Reinforced Concrete Pipe in Auxiliary Sewer Systems

“The rain gauge at Mission Education Center recorded 1.38 inches in one hour in the morning,” says Wallis Lee, the San Francisco Department of Public Works (SFDPW) hydraulic engineering group lead. “The total depth for 24 hours was approximately 2.53 inches.”

The corridor lies on relatively flat land between 20 and 70 feet above sea level. San Francisco’s famous hills rise as high as 700 feet upstream. Also upstream is an almost-800-acre watershed. Before the project, it would take very little rain before the runoff would flood local basements, and where Cesar Chavez Street flattens out, the flow depth increased.

One of the main objectives of the project was to improve the conveyance of stormwater during extreme storm events, Lee says. Another was to increase the reliability of the combined sewer system. The retrofit included installing auxiliary pipe alongside the existing vitrified clay sewer pipes as well as relining the existing brick sewers.

The San Francisco Public Utilities Commission (SFPUC), which owns and operates the sewer system, specified reinforced concrete pipe (RCP) for the auxiliary pipe, primarily because the area has a very high water table and flotation could have been a problem with a lighter-weight material.

Through the awarded contract with JMB Construction, the city used pipe from nearby Piranha Pipe and Precast in Chowchilla, CA, which had the required diameters of pipe readily available.

SFDPW provided the design and construction management services. After geotechnical investigation showed that groundwater was absent and that the soil was cohesive, SFDPW specified various forms of construction methodologies. These included open-cut operation, trenchless operation, and trenchless rehabilitation operation.

One reason for trenchless operation and trenchless rehabilitation was that they minimized the disruption to the public transportation system aboveground. Open-cut installation would have required overhead electric wires to be de-energized and diesel buses substituted for light rail vehicles.

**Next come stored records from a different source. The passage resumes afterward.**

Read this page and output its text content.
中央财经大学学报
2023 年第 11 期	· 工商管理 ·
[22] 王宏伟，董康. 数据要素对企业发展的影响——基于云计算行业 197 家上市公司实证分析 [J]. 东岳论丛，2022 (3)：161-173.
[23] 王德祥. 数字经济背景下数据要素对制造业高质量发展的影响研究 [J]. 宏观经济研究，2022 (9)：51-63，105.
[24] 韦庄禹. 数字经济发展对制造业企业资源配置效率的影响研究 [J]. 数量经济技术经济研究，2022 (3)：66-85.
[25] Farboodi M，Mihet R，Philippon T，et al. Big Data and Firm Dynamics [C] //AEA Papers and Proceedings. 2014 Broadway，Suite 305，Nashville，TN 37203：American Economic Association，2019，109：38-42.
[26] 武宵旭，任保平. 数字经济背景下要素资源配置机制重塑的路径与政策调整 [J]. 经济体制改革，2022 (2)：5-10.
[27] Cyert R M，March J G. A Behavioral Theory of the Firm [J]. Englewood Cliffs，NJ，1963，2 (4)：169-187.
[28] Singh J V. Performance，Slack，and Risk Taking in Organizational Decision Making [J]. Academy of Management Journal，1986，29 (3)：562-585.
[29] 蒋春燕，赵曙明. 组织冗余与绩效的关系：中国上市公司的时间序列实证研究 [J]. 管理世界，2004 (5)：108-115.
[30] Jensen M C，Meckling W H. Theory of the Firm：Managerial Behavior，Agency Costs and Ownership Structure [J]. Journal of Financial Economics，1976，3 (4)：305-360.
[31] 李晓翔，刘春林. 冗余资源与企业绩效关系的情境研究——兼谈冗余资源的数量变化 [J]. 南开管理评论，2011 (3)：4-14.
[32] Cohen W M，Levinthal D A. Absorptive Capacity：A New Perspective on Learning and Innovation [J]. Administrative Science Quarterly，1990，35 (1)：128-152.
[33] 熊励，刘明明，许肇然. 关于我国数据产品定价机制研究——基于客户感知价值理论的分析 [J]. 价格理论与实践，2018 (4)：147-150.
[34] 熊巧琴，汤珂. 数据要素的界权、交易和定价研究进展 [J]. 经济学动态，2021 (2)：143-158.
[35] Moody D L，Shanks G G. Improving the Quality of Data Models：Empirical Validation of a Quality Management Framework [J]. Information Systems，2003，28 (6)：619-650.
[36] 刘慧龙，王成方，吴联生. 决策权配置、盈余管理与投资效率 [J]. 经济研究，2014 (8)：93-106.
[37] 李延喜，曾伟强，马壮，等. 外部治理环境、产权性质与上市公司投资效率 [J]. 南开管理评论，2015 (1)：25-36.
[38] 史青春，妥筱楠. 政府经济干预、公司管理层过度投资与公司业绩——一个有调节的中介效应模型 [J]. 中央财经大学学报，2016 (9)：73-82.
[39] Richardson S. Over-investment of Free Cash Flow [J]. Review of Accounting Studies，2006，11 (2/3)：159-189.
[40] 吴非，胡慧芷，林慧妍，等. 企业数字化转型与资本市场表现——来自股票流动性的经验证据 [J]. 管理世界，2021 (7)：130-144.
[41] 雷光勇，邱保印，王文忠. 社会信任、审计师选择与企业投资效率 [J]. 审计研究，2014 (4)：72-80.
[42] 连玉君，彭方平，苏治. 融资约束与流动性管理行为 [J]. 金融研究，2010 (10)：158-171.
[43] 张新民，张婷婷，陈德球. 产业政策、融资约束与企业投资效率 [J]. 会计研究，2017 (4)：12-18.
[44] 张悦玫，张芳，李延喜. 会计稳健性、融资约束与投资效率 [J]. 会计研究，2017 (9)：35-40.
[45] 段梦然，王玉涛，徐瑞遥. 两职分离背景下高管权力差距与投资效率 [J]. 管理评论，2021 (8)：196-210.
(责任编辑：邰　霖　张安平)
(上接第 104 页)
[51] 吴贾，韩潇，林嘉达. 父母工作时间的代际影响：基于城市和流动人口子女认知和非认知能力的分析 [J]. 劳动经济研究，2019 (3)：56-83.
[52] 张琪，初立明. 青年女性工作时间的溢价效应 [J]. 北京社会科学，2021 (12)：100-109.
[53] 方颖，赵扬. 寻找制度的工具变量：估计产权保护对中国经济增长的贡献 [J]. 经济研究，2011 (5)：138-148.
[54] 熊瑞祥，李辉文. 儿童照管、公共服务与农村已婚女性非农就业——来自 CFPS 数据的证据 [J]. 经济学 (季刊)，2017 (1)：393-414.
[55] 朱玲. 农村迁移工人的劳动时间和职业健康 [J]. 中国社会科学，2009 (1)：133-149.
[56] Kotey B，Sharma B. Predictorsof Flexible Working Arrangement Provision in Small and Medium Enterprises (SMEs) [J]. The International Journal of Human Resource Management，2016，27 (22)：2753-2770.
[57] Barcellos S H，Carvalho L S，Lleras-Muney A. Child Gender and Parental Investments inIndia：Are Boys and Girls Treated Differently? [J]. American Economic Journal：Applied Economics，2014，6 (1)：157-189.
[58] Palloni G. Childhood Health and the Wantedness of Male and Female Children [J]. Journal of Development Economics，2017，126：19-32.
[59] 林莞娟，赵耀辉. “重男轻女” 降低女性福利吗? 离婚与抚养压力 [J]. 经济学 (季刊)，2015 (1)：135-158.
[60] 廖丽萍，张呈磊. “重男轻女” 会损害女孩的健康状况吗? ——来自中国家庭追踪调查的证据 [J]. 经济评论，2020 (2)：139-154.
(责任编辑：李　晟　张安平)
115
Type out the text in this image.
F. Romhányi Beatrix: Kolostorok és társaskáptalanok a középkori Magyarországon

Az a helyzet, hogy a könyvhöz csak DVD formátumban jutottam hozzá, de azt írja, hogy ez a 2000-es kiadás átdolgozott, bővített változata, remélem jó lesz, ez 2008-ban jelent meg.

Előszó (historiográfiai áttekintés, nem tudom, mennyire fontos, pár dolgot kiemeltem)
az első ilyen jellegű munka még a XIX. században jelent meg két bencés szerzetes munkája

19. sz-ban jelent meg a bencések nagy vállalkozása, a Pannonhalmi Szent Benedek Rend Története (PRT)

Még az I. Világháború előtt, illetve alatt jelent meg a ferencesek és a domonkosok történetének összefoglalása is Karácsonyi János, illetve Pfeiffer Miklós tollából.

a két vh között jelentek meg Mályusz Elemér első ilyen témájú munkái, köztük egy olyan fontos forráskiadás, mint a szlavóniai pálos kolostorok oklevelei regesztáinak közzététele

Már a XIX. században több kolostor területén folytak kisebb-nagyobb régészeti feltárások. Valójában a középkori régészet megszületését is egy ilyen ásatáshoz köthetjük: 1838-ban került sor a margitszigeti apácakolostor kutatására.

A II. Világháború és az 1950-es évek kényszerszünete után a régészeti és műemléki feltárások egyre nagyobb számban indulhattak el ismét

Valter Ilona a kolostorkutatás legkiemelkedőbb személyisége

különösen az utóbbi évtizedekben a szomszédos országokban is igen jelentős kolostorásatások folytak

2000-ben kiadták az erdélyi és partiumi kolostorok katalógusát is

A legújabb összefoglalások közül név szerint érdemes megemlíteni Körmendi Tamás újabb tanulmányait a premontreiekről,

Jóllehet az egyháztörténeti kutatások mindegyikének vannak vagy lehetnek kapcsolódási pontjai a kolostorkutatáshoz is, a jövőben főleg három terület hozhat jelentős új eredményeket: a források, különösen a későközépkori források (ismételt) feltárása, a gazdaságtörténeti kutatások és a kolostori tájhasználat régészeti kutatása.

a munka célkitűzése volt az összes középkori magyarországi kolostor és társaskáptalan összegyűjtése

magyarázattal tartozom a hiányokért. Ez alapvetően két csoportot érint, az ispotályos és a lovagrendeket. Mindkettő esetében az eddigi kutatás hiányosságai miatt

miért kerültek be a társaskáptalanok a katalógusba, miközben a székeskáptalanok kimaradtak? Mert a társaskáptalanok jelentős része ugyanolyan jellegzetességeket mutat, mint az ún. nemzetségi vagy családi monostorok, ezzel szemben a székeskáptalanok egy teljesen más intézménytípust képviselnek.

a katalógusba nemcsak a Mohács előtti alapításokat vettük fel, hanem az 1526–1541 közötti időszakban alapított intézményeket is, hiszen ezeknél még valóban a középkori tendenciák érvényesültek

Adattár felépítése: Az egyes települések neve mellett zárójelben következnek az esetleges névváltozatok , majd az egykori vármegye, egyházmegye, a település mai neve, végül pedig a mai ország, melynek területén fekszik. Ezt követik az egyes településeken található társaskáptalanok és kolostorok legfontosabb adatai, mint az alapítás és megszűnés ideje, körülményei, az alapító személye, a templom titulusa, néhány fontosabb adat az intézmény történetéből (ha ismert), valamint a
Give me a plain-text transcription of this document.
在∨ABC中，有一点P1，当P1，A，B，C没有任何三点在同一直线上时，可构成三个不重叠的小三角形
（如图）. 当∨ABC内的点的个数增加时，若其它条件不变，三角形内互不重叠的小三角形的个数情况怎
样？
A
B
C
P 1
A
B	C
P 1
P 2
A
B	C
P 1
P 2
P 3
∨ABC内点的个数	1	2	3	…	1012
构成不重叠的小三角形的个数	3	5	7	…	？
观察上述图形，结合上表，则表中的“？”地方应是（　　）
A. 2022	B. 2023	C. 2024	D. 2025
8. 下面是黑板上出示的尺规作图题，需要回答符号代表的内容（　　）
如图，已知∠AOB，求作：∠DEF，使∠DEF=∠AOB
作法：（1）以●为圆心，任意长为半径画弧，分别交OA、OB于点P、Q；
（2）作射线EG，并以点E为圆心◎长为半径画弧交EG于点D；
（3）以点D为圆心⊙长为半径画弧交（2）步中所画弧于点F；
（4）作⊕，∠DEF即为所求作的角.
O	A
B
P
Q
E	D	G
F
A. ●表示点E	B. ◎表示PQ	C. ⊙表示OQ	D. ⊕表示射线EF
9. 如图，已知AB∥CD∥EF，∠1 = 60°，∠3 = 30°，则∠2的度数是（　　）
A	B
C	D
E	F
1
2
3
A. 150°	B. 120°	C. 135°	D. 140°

Another reason was that the pipes could be installed without interfering with the many utilities within the sewer trench. And third, because the water table is high in this area, the soil over the subway tunnel keeps the tunnel from wanting to uplift. Removing the soil would have removed the loading and might have caused movement in the foundation of the tunnel.

A significant challenge was the constraint in the design depth. The bottom of the tunnel had to be at least 6 feet above the top of the subway structure, and the top of the tunnel had to be below a depth of approximately 20 feet to avoid the utilities under the street.

“The depth was selected for the downstream tie-in point and typically a few feet above the top of the pipe to the bottom of other utilities encountered across the trench,” explains Lee. “The bottom of the auger hole is still a few feet above the top of the subway tunnel.”

The project took approximately two years. The notice to proceed came in June 2011, and the project was completed in April 2013.

During construction, two lanes of traffic in each direction were open at all times. Heavy equipment, including a crane with a long boom, was onsite. Because of the very limited storage area, the pipes were delivered and installed in sequence.

JMB Construction Inc. of South San Francisco excavated to a depth of 20 feet along approximately 6 blocks of Cesar Chavez Street. Crews installed the shafts and shored up the sides of the trench to support both the trench and the bore and jack operation, the method of trenchless installation.

In this operation, an auger head tunnels in, dirt is removed, and the pipes are pushed into place by a jacking pipe, Lee explains. The diameter of the jacking pipe matches the diameter of the pipe.

JMB continued to lay pipe in parallel with the trenchless operation.

Downstream, crews used 1,974 feet of 72-inch pipe and 3,093 feet of 84-inch pipe. Upstream, they used 48-inch pipe. The selection was based on the size of existing line next to the auxiliary pipe, the amount of anticipated storm runoff, and the slope.

The smaller, local pipes are egg-shaped vitrified clay, a blend of clay and shale. They range in size from 2 feet by 3 feet, to 3 feet by 4 to 6 inches. JMB connected these pipes to the round auxiliary pipes at cast-in-place junction structures with manhole access openings.

Some of San Francisco’s existing brick sewers had been mortared previously with a layer of concrete. As part of this project, all the brick sewers within the project limits were lined. They could have collapsed during an earthquake event, Lee notes. Lining them provides a new surface inside the pipe as well as increases the longevity of the sewer.

“We lined them as part of the project because of the synergetic opportunity while performing this large-scale operation. The overall system needs to work as a whole with the new facilities under this project.”

InsituForm, an international company with its headquarters in St. Louis, MO, produced the cured-in-place pipe (CIPP). SAK Construction LLC, based in O’Fallon, MO, did the installation.

After construction, JMB removed the shoring and filled any spaces between the edges of the tunnel wall and the pipe with grout, which was pumped in through small port openings located in the wall of the pipe.

“I’m pleased with the way the project went,” says Lee. “After construction, no repairs were needed to the subway line or utilities. The project as designed has been performing as well as we expected, especially during the December 2014 storms, which were almost as intense as the February 2004 storms.”